Spring: The Daughters, praised by The Nerd Daily as “pure atmosphere and that is what keeps the pages turning,” by “historian-turned-novelist” Joanna Margaret (Mysterious Press, March), interviewed on WHMP’s Writers’ Block with Megan Zinn, who said,“I love a book that makes the work of librarians exciting…librarians as heroes, particularly in a thriller”; and Deborah Brown English’s Time’s Breath art exhibition and debut illustrated novel, praised in Bmore Art as, “both a deconstruction and a reconstruction of the classic illustrated fantasy fiction books of the past.” In late March, Superbook, created by the Italian Cultural Institute in New York, kicked off with a four-day festival designed to bring together top Italian authors and American readers that Publishers Weekly deemed “original,” and will continue in September. In May, two newly reissued novels by Howard Rodman, Destiny Express, praised by Alta as, “Boldly imagined, full of glamour and peril, this expressionist novel considers what people sacrifice when history leaves them no good options,” and The Great Eastern.

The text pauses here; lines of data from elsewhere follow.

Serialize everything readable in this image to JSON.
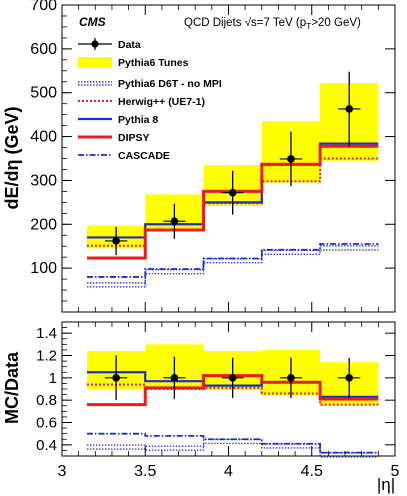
{
  "chart_data": [
    {
      "type": "step",
      "experiment": "CMS",
      "header_text": "QCD Dijets  √s=7 TeV (p",
      "header_sub": "T",
      "header_tail": ">20 GeV)",
      "ylabel": "dE/dη (GeV)",
      "xlim": [
        3.0,
        5.0
      ],
      "ylim": [
        0,
        700
      ],
      "yticks": [
        100,
        200,
        300,
        400,
        500,
        600,
        700
      ],
      "bin_edges": [
        3.15,
        3.5,
        3.85,
        4.2,
        4.55,
        4.9
      ],
      "data": {
        "name": "Data",
        "x": [
          3.325,
          3.675,
          4.025,
          4.375,
          4.725
        ],
        "y": [
          162,
          207,
          272,
          349,
          463
        ],
        "err": [
          32,
          40,
          50,
          62,
          85
        ]
      },
      "tunes_band": {
        "name": "Pythia6 Tunes",
        "low": [
          145,
          188,
          242,
          295,
          345
        ],
        "high": [
          197,
          268,
          335,
          435,
          522
        ]
      },
      "series": [
        {
          "name": "Pythia6 D6T - no MPI",
          "values": [
            62,
            92,
            117,
            136,
            146
          ],
          "color": "#3b3bd6",
          "style": "dotted-band"
        },
        {
          "name": "Herwig++ (UE7-1)",
          "values": [
            151,
            186,
            248,
            298,
            350
          ],
          "color": "#e81c1c",
          "style": "dotted"
        },
        {
          "name": "Pythia 8",
          "values": [
            170,
            200,
            250,
            336,
            384
          ],
          "color": "#1c2bd6",
          "style": "solid"
        },
        {
          "name": "DIPSY",
          "values": [
            123,
            187,
            275,
            337,
            378
          ],
          "color": "#e81c1c",
          "style": "solid-thick"
        },
        {
          "name": "CASCADE",
          "values": [
            80,
            98,
            122,
            142,
            155
          ],
          "color": "#1c2bd6",
          "style": "dashdot"
        }
      ]
    },
    {
      "type": "step",
      "ylabel": "MC/Data",
      "xlabel": "|η|",
      "xlim": [
        3.0,
        5.0
      ],
      "ylim": [
        0.3,
        1.5
      ],
      "yticks": [
        0.4,
        0.6,
        0.8,
        1.0,
        1.2,
        1.4
      ],
      "ytick_labels": [
        "0.4",
        "0.6",
        "0.8",
        "1",
        "1.2",
        "1.4"
      ],
      "xticks": [
        3.0,
        3.5,
        4.0,
        4.5,
        5.0
      ],
      "xtick_labels": [
        "3",
        "3.5",
        "4",
        "4.5",
        "5"
      ],
      "bin_edges": [
        3.15,
        3.5,
        3.85,
        4.2,
        4.55,
        4.9
      ],
      "data": {
        "name": "Data",
        "x": [
          3.325,
          3.675,
          4.025,
          4.375,
          4.725
        ],
        "y": [
          1.0,
          1.0,
          1.0,
          1.0,
          1.0
        ],
        "err": [
          0.2,
          0.19,
          0.18,
          0.18,
          0.18
        ]
      },
      "tunes_band": {
        "name": "Pythia6 Tunes",
        "low": [
          0.9,
          0.91,
          0.89,
          0.84,
          0.75
        ],
        "high": [
          1.24,
          1.3,
          1.24,
          1.25,
          1.14
        ]
      },
      "series": [
        {
          "name": "Pythia6 D6T - no MPI",
          "values": [
            0.38,
            0.37,
            0.43,
            0.39,
            0.31
          ],
          "color": "#3b3bd6",
          "style": "dotted-band"
        },
        {
          "name": "Herwig++ (UE7-1)",
          "values": [
            0.94,
            0.9,
            0.91,
            0.86,
            0.76
          ],
          "color": "#e81c1c",
          "style": "dotted"
        },
        {
          "name": "Pythia 8",
          "values": [
            1.05,
            0.97,
            0.93,
            0.96,
            0.83
          ],
          "color": "#1c2bd6",
          "style": "solid"
        },
        {
          "name": "DIPSY",
          "values": [
            0.76,
            0.91,
            1.02,
            0.96,
            0.81
          ],
          "color": "#e81c1c",
          "style": "solid-thick"
        },
        {
          "name": "CASCADE",
          "values": [
            0.5,
            0.48,
            0.45,
            0.41,
            0.33
          ],
          "color": "#1c2bd6",
          "style": "dashdot"
        }
      ]
    }
  ]
}
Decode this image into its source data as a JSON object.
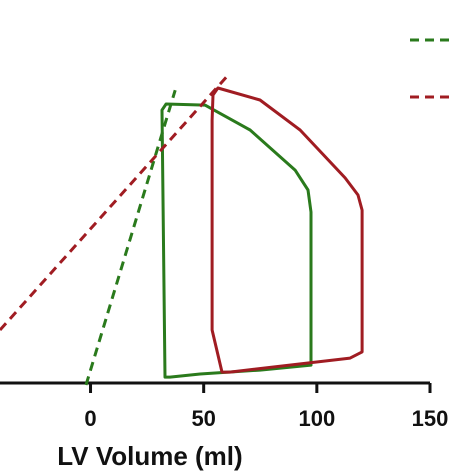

Summer: Boman Desai’s new novel, Brahms Comes to Dinner (Schaffner Press, June), excerpted in print and online at the Brooklyn Rail, which notes, “By dramatizing the high-voltage, yet tender, minds of three legendary musicians, Boman Desai has written a When We Cease to Understand the World for nineteenth-Century classical music.”
Fall: Any Kind of Known Tomorrow by Leah De Forest (a debut novel; Betty Books, September), Dope Calisthenics by The Relegation Reader contributor Sylvia Jones (Relegation Books, October 2026), and The Bullet Inside Me by Gustavo Eduardo Abrevaya, translated by Andrea G. Labinger (Schaffner Press, October). Of Abrevaya’s previous novel, The Sanctuary, his debut in English, The New York Times Book Review said, “Abrevaya’s gripping prose drips cosmic horror…lovers of nihilistic noir would be remiss to skip this dark gem,” and named it 1 of 10 “Best Horror Books of 2023.”
In 2027, confirmed authors include Kirmen Uribe, whose work has been translated into more than twenty languages, and will next appear in the U.S. with Life Before Dolphins, translated by Megan McDowell (Coffee House Press, January); and Only the Lie is True by Malik Sam, translated by Marjolijn de Jager (Schaffner Press, January).
Cerand holds a Bachelor’s of Science degree in Industrial & Labor Relations from Cornell University. She serves on the advisory committee of Film Forum, and lives in Baltimore.